An approach to mentoring

Posted by  Shawn Callahan —October 19, 2010
Filed in Culture

Sometimes you just need a few things to get started. I think this is the case for mentoring. We have been helping a company develop a mentoring culture and in typical Anecdote style we collected 50 stories of good and bad mentoring in the organisation and then help potential mentors draw lessons from these stories themselves. They learn that listening is more important that giving advice, that questions are more important than answers and the ability to tell a story is important to share experiences.

This is great foundational knowledge but quite frankly sometimes you also need a simple framework to guide your mentoring sessions. Mary Connor and Julia Pokora in their book Coaching & Mentoring at Work provided just what’s needed: three topics to cover in a mentoring conversation.

Stage 1: What’s going on? What’s the present state of affairs.

You want to start by getting your mentee talking about the current situation. Get them to tell the story of the challenge they are facing. Practice good listening.

Then you might help them expand their perspectives. Are there any thing you missed? What would X say about this? How would this story be told by one of the other characters?

Then explore what they think might help them most. What’s causing the most concern? What’s a manageable chunk to tackle? What would give a high personal payoff?

Stage 2: What solutions make sense for me? What do I need or want instead of what I have?

Start with generating possibilities. In an ideal world what might you need or want? It’s now X months into the future and it has been a wild success, what happened? It’s now X months in the future and it has been a dismal failure, what happened?

What would be a realistic goal to achieve? Now you are moving from exploration to choosing a path forward.

Then test the commitment. What are the pros and cons, costs and benefits?

Stage 3: How do I get what I need or want?

How might you achieve the goals. What strategies might you use?

Which approach makes the most sense for you?

What’s the action plan and how do you get started? What is your next action?

Now, this is a severe distillation of their good work.

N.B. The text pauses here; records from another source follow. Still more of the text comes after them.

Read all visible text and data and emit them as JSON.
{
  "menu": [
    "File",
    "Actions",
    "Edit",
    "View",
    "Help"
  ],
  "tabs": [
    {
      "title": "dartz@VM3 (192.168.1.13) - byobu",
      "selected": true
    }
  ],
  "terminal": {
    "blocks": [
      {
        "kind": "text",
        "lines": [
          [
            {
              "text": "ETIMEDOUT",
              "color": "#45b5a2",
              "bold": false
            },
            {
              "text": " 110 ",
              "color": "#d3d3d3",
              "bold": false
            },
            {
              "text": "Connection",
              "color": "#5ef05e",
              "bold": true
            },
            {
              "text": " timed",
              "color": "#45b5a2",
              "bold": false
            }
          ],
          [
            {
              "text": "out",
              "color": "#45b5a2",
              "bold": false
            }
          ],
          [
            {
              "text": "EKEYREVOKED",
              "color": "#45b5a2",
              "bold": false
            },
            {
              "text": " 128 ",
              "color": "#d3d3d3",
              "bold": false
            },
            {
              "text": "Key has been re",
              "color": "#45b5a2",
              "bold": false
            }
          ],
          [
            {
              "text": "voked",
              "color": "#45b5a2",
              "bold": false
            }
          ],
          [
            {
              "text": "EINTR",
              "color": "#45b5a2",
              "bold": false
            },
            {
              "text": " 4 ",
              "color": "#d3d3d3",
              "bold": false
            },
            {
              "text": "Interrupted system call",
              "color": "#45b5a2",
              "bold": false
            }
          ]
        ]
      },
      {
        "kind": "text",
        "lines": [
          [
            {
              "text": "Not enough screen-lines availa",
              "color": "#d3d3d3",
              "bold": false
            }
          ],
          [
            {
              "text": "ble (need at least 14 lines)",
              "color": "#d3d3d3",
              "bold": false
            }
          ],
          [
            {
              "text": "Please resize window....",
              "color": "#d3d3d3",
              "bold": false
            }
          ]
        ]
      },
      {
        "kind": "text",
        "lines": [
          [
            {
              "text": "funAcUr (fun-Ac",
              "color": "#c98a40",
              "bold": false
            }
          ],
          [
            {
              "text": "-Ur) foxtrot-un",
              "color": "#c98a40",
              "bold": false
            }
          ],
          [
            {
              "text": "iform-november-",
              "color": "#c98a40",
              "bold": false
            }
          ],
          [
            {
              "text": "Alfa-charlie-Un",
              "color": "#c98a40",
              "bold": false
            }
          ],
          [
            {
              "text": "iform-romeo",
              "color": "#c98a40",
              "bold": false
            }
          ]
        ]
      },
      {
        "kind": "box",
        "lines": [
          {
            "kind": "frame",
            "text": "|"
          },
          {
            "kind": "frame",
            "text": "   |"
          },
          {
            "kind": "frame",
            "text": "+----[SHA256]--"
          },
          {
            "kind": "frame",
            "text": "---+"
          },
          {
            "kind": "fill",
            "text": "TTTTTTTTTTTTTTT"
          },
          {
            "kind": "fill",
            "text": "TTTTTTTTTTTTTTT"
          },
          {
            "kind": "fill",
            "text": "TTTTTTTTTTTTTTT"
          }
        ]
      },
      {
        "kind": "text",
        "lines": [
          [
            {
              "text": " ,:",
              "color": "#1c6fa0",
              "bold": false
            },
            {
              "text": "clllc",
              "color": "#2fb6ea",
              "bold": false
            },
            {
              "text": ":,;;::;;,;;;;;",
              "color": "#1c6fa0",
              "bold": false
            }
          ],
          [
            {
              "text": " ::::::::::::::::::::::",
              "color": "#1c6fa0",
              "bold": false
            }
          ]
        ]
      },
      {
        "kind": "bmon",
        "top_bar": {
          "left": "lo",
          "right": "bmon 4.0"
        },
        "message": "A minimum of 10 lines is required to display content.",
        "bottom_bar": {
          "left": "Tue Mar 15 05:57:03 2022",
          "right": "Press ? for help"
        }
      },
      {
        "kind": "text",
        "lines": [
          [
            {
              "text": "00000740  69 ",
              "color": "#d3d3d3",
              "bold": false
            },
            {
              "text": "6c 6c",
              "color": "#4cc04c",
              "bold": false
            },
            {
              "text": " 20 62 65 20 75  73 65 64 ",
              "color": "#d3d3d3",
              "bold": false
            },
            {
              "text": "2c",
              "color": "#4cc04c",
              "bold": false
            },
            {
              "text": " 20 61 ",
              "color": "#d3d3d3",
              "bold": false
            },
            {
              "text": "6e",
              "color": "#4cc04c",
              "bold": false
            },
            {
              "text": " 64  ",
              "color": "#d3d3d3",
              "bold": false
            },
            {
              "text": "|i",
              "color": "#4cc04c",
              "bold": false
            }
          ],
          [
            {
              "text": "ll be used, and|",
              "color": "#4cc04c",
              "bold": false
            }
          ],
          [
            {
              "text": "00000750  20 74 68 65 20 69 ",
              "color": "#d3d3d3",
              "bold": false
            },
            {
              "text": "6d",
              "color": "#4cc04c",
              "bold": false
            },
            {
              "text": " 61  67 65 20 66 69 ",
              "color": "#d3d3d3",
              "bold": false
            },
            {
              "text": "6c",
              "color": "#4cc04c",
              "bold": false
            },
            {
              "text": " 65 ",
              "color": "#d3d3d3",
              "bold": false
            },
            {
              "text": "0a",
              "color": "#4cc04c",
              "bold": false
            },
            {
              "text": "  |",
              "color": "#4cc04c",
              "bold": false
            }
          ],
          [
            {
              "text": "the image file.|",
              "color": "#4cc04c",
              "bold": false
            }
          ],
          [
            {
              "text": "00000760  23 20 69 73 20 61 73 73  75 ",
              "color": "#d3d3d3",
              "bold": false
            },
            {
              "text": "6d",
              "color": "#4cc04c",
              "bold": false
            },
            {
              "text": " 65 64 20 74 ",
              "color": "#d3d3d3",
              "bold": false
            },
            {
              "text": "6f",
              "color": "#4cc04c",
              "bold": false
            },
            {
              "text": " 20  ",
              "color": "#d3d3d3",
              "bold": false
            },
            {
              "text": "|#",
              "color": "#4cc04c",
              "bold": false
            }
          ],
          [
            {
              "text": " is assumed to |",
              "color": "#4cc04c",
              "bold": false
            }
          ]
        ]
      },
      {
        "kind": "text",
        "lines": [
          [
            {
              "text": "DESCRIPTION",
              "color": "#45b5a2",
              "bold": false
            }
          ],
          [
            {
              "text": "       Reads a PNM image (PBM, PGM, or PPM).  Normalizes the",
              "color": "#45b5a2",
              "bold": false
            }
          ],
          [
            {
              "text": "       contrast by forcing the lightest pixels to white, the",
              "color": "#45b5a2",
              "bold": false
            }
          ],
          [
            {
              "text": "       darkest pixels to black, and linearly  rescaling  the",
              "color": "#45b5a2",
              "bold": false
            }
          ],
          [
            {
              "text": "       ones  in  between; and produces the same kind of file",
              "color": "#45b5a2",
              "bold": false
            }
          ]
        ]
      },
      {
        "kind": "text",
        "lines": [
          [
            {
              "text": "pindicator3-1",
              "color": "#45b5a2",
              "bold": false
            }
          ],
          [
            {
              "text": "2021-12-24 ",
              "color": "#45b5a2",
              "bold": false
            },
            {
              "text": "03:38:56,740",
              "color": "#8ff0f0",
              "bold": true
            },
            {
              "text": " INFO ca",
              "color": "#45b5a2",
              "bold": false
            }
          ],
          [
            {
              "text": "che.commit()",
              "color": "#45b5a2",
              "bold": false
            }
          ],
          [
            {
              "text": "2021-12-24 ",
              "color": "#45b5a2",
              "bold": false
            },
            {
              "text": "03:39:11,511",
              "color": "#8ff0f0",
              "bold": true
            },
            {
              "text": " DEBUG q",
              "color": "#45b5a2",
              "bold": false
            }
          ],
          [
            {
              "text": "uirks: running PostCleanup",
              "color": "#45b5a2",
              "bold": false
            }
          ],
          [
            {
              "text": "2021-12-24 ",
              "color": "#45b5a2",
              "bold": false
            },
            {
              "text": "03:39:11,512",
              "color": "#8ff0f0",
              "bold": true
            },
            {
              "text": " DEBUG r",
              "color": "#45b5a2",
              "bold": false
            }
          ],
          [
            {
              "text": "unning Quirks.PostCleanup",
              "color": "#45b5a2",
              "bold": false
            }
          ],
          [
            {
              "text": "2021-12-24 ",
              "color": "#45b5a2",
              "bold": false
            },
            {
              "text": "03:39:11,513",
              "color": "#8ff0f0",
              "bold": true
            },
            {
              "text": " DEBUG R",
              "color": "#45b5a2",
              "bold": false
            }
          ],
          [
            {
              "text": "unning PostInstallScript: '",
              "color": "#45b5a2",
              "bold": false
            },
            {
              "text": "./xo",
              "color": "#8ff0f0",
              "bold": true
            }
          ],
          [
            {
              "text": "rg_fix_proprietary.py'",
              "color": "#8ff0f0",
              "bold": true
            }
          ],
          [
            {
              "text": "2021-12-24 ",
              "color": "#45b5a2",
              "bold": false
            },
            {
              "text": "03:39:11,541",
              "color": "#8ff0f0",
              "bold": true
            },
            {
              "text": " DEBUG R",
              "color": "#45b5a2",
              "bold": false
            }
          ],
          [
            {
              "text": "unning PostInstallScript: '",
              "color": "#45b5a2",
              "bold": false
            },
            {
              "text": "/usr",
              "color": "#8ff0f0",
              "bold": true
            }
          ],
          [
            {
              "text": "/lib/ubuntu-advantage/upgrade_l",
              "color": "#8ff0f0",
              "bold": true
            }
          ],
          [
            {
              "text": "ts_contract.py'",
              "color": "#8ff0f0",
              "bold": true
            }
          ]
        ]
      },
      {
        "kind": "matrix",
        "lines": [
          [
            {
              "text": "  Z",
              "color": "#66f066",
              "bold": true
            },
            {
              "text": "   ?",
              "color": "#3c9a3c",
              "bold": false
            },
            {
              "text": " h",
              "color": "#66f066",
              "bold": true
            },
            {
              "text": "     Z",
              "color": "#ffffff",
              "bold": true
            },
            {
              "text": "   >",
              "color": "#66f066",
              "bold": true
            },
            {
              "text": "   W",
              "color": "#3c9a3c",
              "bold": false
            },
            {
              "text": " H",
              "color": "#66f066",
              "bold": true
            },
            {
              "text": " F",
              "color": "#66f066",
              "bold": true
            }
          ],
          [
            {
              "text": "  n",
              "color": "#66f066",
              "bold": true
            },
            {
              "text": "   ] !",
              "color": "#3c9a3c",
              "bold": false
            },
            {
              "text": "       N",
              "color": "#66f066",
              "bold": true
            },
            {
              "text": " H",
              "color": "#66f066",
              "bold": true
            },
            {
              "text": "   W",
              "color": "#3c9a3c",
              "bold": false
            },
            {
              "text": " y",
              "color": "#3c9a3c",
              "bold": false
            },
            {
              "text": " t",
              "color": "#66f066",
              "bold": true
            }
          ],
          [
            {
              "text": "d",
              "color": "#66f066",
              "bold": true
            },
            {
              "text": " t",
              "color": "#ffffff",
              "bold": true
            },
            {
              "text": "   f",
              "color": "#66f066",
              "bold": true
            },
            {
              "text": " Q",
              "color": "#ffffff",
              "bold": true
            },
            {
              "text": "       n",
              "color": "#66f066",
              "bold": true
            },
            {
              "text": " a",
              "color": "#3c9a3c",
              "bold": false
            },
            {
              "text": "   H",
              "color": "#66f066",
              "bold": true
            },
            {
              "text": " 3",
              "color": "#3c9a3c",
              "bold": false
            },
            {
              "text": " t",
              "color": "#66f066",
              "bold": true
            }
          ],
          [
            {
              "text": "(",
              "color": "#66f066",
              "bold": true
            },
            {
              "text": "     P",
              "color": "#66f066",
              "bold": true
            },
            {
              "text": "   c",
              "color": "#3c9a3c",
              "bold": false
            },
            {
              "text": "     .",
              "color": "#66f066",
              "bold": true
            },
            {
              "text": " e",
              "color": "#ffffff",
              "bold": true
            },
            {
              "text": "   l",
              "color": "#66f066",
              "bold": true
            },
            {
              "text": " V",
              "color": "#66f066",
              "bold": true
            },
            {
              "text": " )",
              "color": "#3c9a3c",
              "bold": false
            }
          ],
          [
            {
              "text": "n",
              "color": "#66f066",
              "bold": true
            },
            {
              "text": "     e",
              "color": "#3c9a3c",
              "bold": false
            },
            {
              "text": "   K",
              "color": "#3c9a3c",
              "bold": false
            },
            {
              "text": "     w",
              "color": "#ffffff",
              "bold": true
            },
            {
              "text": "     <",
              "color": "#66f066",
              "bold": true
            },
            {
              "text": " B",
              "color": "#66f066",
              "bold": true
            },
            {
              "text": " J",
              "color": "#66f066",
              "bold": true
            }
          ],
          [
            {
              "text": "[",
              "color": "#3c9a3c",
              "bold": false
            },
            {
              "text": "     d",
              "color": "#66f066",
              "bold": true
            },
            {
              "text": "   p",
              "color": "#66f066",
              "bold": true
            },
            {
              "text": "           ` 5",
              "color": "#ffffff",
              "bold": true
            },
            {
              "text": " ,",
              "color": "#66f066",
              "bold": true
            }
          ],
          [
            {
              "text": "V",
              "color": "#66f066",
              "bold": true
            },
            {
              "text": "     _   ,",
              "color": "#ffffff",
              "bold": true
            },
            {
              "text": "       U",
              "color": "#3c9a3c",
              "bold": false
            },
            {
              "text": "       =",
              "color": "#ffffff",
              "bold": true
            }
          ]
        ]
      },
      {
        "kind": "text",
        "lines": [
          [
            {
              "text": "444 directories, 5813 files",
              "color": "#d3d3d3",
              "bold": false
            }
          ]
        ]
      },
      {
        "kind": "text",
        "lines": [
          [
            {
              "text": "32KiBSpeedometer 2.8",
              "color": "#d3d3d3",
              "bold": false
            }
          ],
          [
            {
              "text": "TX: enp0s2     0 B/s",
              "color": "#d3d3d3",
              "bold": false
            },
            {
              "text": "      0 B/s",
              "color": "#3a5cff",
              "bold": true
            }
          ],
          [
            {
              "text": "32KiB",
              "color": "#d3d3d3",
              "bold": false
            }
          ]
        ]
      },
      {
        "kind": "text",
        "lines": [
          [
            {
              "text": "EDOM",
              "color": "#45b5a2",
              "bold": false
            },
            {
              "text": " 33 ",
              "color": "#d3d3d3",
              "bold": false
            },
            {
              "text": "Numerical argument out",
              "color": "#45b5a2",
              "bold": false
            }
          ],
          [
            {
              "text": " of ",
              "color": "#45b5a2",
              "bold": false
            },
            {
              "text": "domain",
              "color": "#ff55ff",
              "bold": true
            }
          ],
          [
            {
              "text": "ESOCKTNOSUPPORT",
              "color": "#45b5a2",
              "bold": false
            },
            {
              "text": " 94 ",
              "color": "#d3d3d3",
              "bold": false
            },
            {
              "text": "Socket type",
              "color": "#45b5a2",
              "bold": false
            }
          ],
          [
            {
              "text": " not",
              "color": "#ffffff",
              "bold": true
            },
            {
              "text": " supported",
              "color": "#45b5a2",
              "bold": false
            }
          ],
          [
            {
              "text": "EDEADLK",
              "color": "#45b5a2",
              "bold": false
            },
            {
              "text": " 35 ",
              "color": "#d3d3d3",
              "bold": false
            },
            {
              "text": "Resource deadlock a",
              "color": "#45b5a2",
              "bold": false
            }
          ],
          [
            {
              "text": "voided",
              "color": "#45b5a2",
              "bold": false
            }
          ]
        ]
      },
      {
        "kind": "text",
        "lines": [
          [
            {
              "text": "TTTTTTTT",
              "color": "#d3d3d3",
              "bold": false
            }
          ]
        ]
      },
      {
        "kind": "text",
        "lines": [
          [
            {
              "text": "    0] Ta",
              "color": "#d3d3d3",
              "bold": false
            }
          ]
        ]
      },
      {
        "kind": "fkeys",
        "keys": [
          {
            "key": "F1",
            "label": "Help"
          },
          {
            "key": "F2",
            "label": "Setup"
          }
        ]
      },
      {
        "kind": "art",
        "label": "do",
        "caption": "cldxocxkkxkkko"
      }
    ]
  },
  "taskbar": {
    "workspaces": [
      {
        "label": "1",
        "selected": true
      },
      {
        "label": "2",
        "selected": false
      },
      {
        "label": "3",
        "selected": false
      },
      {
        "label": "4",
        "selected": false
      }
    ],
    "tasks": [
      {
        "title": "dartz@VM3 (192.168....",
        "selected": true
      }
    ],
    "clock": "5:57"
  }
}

There are lots more things to learn about mentoring. But if you are about to have your first mentoring session and were wondering what you might do, here’s a simple framework to guide your conversation.

About  Shawn Callahan

Shawn, author of Putting Stories to Work, is one of the world's leading business storytelling consultants. He helps executive teams find and tell the story of their strategy. When he is not working on strategy communication, Shawn is helping leaders find and tell business stories to engage, to influence and to inspire. Shawn works with Global 1000 companies including Shell, IBM, SAP, Bayer, Microsoft & Danone. Connect with Shawn on:


  1. Nicole says:

    “They learn that listening is more important that giving advice, that questions are more important than answers…”
    ^ Even though you moved on from this point, I feel it is so important that people realise this means putting ones ‘ego’ aside and really take a posture of learning. Especially from mistakes aka opportunities

  2. You are so right Nicole. And it’s not easy to do and requires practice. Have you come across any good ways to help people be better at listening? How do you truly become a better listener I wonder?